Plaintiffs further fault the district court‘s determination that amendment would have prejudiced defendants by requiring further discovery. We identify no error in this conclusion as it pertained to plaintiffs Knife Rights and Knife Rights Foundation. To cite a single example, the fact that the second amended complaint alleges injury to both organizations’ activities, whereas the first amended complaint alleged such injury only to Knife Rights Foundation, supports the district court‘s additional discovery determination.

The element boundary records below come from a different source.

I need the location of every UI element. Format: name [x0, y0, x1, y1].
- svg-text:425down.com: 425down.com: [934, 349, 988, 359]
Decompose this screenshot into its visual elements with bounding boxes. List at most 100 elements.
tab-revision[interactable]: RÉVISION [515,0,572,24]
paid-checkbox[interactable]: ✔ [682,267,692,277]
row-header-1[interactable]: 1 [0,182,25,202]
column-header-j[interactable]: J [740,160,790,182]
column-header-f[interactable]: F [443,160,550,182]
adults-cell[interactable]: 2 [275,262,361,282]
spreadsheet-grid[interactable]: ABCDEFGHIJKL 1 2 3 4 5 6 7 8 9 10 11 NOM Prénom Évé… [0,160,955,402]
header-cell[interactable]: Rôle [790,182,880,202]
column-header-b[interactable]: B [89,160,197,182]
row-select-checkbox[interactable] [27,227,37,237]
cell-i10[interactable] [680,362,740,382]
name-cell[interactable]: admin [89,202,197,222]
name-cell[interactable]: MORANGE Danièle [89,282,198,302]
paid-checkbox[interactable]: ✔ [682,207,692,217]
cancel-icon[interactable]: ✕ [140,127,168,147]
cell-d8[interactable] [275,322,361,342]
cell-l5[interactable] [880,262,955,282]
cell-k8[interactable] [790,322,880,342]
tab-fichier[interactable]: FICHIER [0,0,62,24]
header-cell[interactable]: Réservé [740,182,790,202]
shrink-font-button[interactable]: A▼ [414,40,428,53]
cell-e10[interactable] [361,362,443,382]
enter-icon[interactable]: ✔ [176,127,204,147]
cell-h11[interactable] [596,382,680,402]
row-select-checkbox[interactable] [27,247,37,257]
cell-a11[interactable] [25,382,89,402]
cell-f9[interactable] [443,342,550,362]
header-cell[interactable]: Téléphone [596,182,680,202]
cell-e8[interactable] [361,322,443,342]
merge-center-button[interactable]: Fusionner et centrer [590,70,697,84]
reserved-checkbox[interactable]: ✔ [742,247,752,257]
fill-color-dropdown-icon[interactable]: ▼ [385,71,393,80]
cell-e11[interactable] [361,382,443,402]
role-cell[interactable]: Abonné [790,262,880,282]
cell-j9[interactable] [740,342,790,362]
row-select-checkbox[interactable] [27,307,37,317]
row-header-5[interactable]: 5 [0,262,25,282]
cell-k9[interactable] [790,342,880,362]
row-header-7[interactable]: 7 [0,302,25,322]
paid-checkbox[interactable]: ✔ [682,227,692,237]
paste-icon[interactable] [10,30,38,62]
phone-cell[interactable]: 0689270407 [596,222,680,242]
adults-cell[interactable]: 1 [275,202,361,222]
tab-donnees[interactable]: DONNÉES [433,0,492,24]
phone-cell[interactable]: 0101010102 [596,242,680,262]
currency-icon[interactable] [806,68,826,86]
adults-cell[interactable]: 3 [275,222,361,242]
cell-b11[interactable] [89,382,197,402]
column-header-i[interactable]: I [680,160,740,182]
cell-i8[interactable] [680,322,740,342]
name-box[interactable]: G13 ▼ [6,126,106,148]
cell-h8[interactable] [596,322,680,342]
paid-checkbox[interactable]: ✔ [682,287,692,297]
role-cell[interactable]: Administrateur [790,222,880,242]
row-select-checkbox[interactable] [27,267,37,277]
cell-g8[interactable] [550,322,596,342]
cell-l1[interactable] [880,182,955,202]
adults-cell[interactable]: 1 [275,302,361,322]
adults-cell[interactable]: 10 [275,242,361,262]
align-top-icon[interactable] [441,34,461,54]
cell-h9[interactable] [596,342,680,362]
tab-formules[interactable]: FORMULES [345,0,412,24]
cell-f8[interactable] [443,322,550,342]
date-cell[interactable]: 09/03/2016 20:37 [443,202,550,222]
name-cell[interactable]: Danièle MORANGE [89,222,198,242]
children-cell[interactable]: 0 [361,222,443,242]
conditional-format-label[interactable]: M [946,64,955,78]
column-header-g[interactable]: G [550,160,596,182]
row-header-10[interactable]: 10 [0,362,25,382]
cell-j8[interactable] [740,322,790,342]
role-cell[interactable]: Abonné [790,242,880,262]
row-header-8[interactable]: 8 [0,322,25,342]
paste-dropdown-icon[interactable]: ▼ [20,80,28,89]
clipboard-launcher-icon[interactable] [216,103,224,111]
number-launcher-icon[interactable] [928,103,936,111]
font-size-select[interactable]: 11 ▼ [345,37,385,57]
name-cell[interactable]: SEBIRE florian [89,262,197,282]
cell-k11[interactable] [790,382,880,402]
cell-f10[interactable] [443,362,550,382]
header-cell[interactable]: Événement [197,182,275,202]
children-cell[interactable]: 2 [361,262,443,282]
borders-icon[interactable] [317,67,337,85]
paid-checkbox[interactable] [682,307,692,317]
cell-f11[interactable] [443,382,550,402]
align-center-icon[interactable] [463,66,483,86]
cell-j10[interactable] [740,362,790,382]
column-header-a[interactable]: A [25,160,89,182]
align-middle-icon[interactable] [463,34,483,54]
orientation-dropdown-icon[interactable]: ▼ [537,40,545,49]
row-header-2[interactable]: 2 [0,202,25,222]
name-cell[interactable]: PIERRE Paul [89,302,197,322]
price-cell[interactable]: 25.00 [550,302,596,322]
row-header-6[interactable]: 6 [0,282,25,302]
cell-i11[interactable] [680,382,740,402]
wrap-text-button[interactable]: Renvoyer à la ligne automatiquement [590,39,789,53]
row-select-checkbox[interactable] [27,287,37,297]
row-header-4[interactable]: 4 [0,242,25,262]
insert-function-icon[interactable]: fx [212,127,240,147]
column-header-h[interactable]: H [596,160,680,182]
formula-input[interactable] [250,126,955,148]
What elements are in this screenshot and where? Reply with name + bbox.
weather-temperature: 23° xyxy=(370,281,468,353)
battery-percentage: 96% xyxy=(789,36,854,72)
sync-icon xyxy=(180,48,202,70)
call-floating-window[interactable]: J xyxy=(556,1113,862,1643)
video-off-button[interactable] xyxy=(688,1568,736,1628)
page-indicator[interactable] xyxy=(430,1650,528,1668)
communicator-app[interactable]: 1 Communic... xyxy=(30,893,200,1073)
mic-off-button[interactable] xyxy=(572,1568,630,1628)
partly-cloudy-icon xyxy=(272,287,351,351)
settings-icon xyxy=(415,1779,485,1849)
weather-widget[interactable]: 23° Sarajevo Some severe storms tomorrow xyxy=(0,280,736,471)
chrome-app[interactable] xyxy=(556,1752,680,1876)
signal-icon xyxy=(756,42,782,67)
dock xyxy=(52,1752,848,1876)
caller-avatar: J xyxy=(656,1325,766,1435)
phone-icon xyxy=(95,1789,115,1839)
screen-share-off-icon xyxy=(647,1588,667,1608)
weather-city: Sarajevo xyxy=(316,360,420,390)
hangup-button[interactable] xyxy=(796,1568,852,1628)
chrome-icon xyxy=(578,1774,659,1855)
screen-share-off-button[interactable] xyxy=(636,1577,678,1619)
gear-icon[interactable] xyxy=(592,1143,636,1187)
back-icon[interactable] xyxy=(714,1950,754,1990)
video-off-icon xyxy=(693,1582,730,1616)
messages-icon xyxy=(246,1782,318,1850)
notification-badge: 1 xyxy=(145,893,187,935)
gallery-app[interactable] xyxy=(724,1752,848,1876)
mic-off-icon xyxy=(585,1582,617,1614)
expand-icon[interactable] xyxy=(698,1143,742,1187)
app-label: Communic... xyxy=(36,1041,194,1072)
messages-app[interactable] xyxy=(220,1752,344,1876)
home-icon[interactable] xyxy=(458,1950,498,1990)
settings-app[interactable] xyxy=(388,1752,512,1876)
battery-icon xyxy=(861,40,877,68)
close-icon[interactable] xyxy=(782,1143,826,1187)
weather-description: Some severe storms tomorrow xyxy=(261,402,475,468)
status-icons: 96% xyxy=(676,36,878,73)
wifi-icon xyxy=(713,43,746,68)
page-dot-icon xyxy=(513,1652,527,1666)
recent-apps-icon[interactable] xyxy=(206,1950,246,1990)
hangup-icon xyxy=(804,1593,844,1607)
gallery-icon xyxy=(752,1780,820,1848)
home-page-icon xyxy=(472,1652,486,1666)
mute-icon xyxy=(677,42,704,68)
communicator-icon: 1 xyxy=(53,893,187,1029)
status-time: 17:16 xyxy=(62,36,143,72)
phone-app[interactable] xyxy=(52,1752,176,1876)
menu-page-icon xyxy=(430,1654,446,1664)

As to Native Leather, Copeland, and Perez, the additional discovery challenge appears moot as plaintiffs sought leave to amend to avoid dismissal of their first amended complaint, and we hеre vacate that dismissal as to these three plaintiffs. Nevertheless, we note that the proposed amendment identifies the makes and models of the common folding knives that Copeland and Perez assert they wish to possess—matters that may be relevant to the further pursuit of this action, but that would not appear to require further discovery. Thus, we do not foreclose the district court on remand from taking such steps—whether by way of amendment, a simple interrogatory response, or otherwise—as it may deem warranted to make these knife models part of the record, so as to facilitate orderly future proceedings.
III. Conclusion
To summarize, we conclude as follows:
- Plaintiffs Native Leather, Copeland, and Perez have standing to challenge defendants’ application of
N.Y. Penal Law §§ 265.00(5) and265.01(1) because each has expressed a present intent to possess such knives (but for defendants’ challenged enforcement actions) and each has demonstrated a credible threat of prosecution based on defendants’ (a) recent enforcement actions against them, (b) express threat to prosecute Native Leather further under the terms of a deferred prosecution agreement, and (c) continued defense of the wrist-flick test that allegedly prompted plaintiffs’ past violation charges. - Our precedent precludes Knife Rights and Knife Rights Foundation from asserting standing on behalf of their members under
42 U.S.C. § 1983 . Nor can these organizational plaintiffs demonstrate standing to sue on their own behalf based on claimed injury to their activities from expenditures diverted to oppose defendants’ actions. Such past injuries cannot be redressed by the declaratory and injunctive relief sought in this action, and plaintiffs fail to demonstrate that any future expenditures and attending injuries are certainly impending. - The district court did not abuse its discretion in denying plaintiffs’ motion for leave to amend their complaint a second time to address defects in standing.
Accordingly, the district court‘s judgment of dismissal is AFFIRMED as to Knife Rights and Knife Rights Foundation, and VACATED as to Native Leather, Copeland, and Perez. The case is REMANDED as to these three plaintiffs for further proceedings consistent with this opinion.